High Bacteria Count Advisory at “Teen Challenge” Olowalu, Maui
The public is advised of a water quality exceedance of enterococci at “Teen Challenge” located near Mile 14 of the Honoapiʻilani Highway in Olowalu, Maui.
Levels of 306 per 100 mL have been detected during routine beach monitoring, exceeding threshold levels of 130 enterococci per 100 mL.
The Department of Health Clean Water Branch issued the advisory saying tests indicate that “potentially harmful microorganisms such as bacteria, viruses, protozoa, or parasites may be present in the water.”
Swimming at beaches with pollution in the water may make you ill.
Children, the elderly, and people with weakened immune systems are the most likely populations to develop illnesses or infections after coming into contact with polluted water, usually while swimming.

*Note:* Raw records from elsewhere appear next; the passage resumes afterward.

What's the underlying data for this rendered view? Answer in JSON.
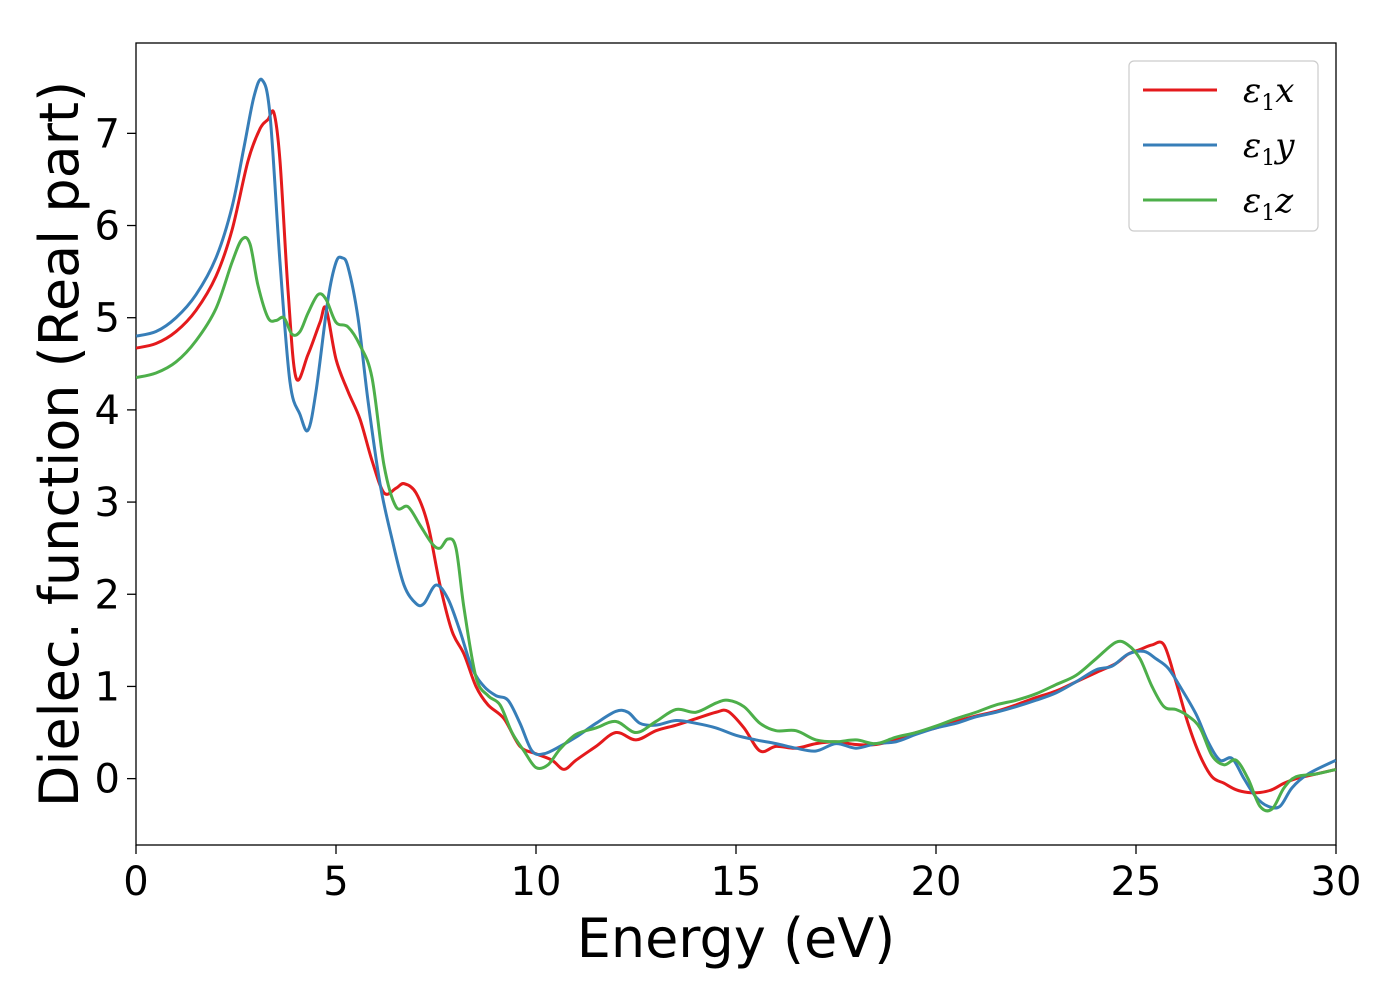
{
  "chart_data": {
    "type": "line",
    "xlabel": "Energy (eV)",
    "ylabel": "Dielec. function (Real part)",
    "xlim": [
      0,
      30
    ],
    "ylim": [
      -0.72,
      7.98
    ],
    "xticks": [
      0,
      5,
      10,
      15,
      20,
      25,
      30
    ],
    "yticks": [
      0,
      1,
      2,
      3,
      4,
      5,
      6,
      7
    ],
    "grid": false,
    "legend_position": "top-right",
    "series": [
      {
        "name": "ε₁x",
        "legend": {
          "base": "ε",
          "sub": "1",
          "suffix": "x"
        },
        "color": "#e41a1c",
        "x": [
          0,
          0.5,
          1.0,
          1.5,
          2.0,
          2.4,
          2.8,
          3.1,
          3.3,
          3.45,
          3.6,
          3.8,
          4.0,
          4.3,
          4.6,
          4.75,
          5.0,
          5.3,
          5.6,
          5.9,
          6.2,
          6.5,
          6.7,
          7.0,
          7.3,
          7.6,
          7.9,
          8.2,
          8.5,
          8.8,
          9.2,
          9.6,
          10.0,
          10.4,
          10.7,
          11.0,
          11.5,
          12.0,
          12.5,
          13.0,
          13.5,
          14.0,
          14.5,
          14.8,
          15.2,
          15.6,
          16.0,
          16.5,
          17.0,
          17.5,
          18.0,
          18.5,
          19.0,
          19.5,
          20.0,
          20.5,
          21.0,
          21.5,
          22.0,
          22.5,
          23.0,
          23.5,
          24.0,
          24.5,
          24.8,
          25.1,
          25.4,
          25.7,
          26.0,
          26.3,
          26.6,
          26.9,
          27.2,
          27.5,
          27.8,
          28.1,
          28.4,
          28.7,
          29.0,
          29.5,
          30.0
        ],
        "y": [
          4.67,
          4.72,
          4.85,
          5.08,
          5.45,
          5.95,
          6.7,
          7.05,
          7.15,
          7.22,
          6.7,
          5.3,
          4.35,
          4.6,
          4.95,
          5.1,
          4.55,
          4.2,
          3.9,
          3.45,
          3.1,
          3.15,
          3.2,
          3.1,
          2.75,
          2.1,
          1.6,
          1.35,
          1.0,
          0.8,
          0.65,
          0.35,
          0.27,
          0.2,
          0.1,
          0.2,
          0.35,
          0.5,
          0.42,
          0.52,
          0.58,
          0.65,
          0.72,
          0.73,
          0.55,
          0.3,
          0.35,
          0.33,
          0.38,
          0.4,
          0.37,
          0.37,
          0.42,
          0.5,
          0.55,
          0.62,
          0.68,
          0.73,
          0.8,
          0.88,
          0.95,
          1.05,
          1.15,
          1.25,
          1.35,
          1.4,
          1.45,
          1.45,
          1.05,
          0.6,
          0.25,
          0.02,
          -0.05,
          -0.12,
          -0.15,
          -0.15,
          -0.12,
          -0.05,
          0.0,
          0.05,
          0.1
        ]
      },
      {
        "name": "ε₁y",
        "legend": {
          "base": "ε",
          "sub": "1",
          "suffix": "y"
        },
        "color": "#377eb8",
        "x": [
          0,
          0.5,
          1.0,
          1.5,
          2.0,
          2.4,
          2.7,
          2.95,
          3.15,
          3.35,
          3.6,
          3.85,
          4.1,
          4.3,
          4.5,
          4.8,
          5.0,
          5.15,
          5.3,
          5.55,
          5.8,
          6.1,
          6.4,
          6.7,
          7.0,
          7.2,
          7.5,
          7.8,
          8.1,
          8.4,
          8.7,
          9.0,
          9.3,
          9.6,
          9.9,
          10.2,
          10.6,
          11.0,
          11.5,
          12.0,
          12.3,
          12.6,
          13.0,
          13.5,
          14.0,
          14.5,
          15.0,
          15.5,
          16.0,
          16.5,
          17.0,
          17.5,
          18.0,
          18.5,
          19.0,
          19.5,
          20.0,
          20.5,
          21.0,
          21.5,
          22.0,
          22.5,
          23.0,
          23.5,
          24.0,
          24.4,
          24.8,
          25.2,
          25.5,
          25.8,
          26.1,
          26.5,
          26.8,
          27.1,
          27.4,
          27.7,
          28.0,
          28.3,
          28.6,
          28.9,
          29.3,
          30.0
        ],
        "y": [
          4.8,
          4.85,
          5.0,
          5.25,
          5.65,
          6.2,
          6.85,
          7.4,
          7.58,
          7.2,
          5.6,
          4.3,
          3.95,
          3.78,
          4.2,
          5.2,
          5.6,
          5.65,
          5.55,
          5.0,
          4.1,
          3.2,
          2.6,
          2.1,
          1.9,
          1.9,
          2.1,
          1.95,
          1.6,
          1.2,
          1.0,
          0.9,
          0.85,
          0.6,
          0.3,
          0.27,
          0.35,
          0.45,
          0.6,
          0.73,
          0.72,
          0.6,
          0.58,
          0.63,
          0.6,
          0.55,
          0.47,
          0.42,
          0.38,
          0.33,
          0.3,
          0.38,
          0.33,
          0.38,
          0.4,
          0.48,
          0.55,
          0.6,
          0.67,
          0.72,
          0.78,
          0.85,
          0.93,
          1.05,
          1.18,
          1.22,
          1.35,
          1.38,
          1.3,
          1.2,
          1.0,
          0.7,
          0.4,
          0.2,
          0.22,
          0.0,
          -0.2,
          -0.3,
          -0.3,
          -0.1,
          0.05,
          0.2
        ]
      },
      {
        "name": "ε₁z",
        "legend": {
          "base": "ε",
          "sub": "1",
          "suffix": "z"
        },
        "color": "#4daf4a",
        "x": [
          0,
          0.5,
          1.0,
          1.5,
          2.0,
          2.4,
          2.65,
          2.85,
          3.05,
          3.3,
          3.5,
          3.7,
          3.9,
          4.1,
          4.3,
          4.55,
          4.75,
          5.0,
          5.3,
          5.6,
          5.9,
          6.2,
          6.5,
          6.8,
          7.1,
          7.4,
          7.6,
          7.8,
          8.0,
          8.2,
          8.5,
          8.8,
          9.1,
          9.4,
          9.7,
          10.0,
          10.3,
          10.6,
          11.0,
          11.5,
          12.0,
          12.5,
          13.0,
          13.5,
          14.0,
          14.5,
          14.8,
          15.2,
          15.6,
          16.0,
          16.5,
          17.0,
          17.5,
          18.0,
          18.5,
          19.0,
          19.5,
          20.0,
          20.5,
          21.0,
          21.5,
          22.0,
          22.5,
          23.0,
          23.5,
          24.0,
          24.5,
          24.8,
          25.1,
          25.4,
          25.7,
          26.0,
          26.3,
          26.6,
          26.9,
          27.2,
          27.5,
          27.8,
          28.1,
          28.4,
          28.7,
          29.0,
          29.5,
          30.0
        ],
        "y": [
          4.35,
          4.4,
          4.52,
          4.75,
          5.1,
          5.6,
          5.85,
          5.8,
          5.35,
          5.0,
          4.97,
          5.0,
          4.82,
          4.85,
          5.05,
          5.25,
          5.2,
          4.95,
          4.9,
          4.7,
          4.35,
          3.4,
          2.95,
          2.95,
          2.75,
          2.55,
          2.5,
          2.6,
          2.5,
          1.85,
          1.1,
          0.9,
          0.8,
          0.5,
          0.3,
          0.12,
          0.15,
          0.32,
          0.48,
          0.55,
          0.62,
          0.5,
          0.62,
          0.75,
          0.72,
          0.82,
          0.85,
          0.78,
          0.6,
          0.52,
          0.52,
          0.42,
          0.4,
          0.42,
          0.38,
          0.45,
          0.5,
          0.57,
          0.65,
          0.72,
          0.8,
          0.85,
          0.92,
          1.02,
          1.12,
          1.3,
          1.48,
          1.45,
          1.3,
          1.0,
          0.78,
          0.75,
          0.68,
          0.55,
          0.25,
          0.15,
          0.2,
          0.0,
          -0.3,
          -0.33,
          -0.1,
          0.02,
          0.05,
          0.1
        ]
      }
    ]
  }
}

The most common illness associated with swimming in water polluted by fecal pathogens is gastroenteritis. It occurs in a variety of forms that can have one or more of the following symptoms: nausea, vomiting, stomachache, diarrhea, headache or fever. Other minor illnesses associated with swimming include ear, eye, nose and throat infections. In highly polluted water, swimmers may occasionally be exposed to more serious diseases.
Not all illnesses from a day at the beach are from swimming. Food poisoning from improperly refrigerated picnic lunches may also have some of the same symptoms as swimming-related illnesses, including stomachache, nausea, vomiting and diarrhea.
Signs have been posted at the beach and the advisory will remain in effect until water sample results no longer exceed the threshold level.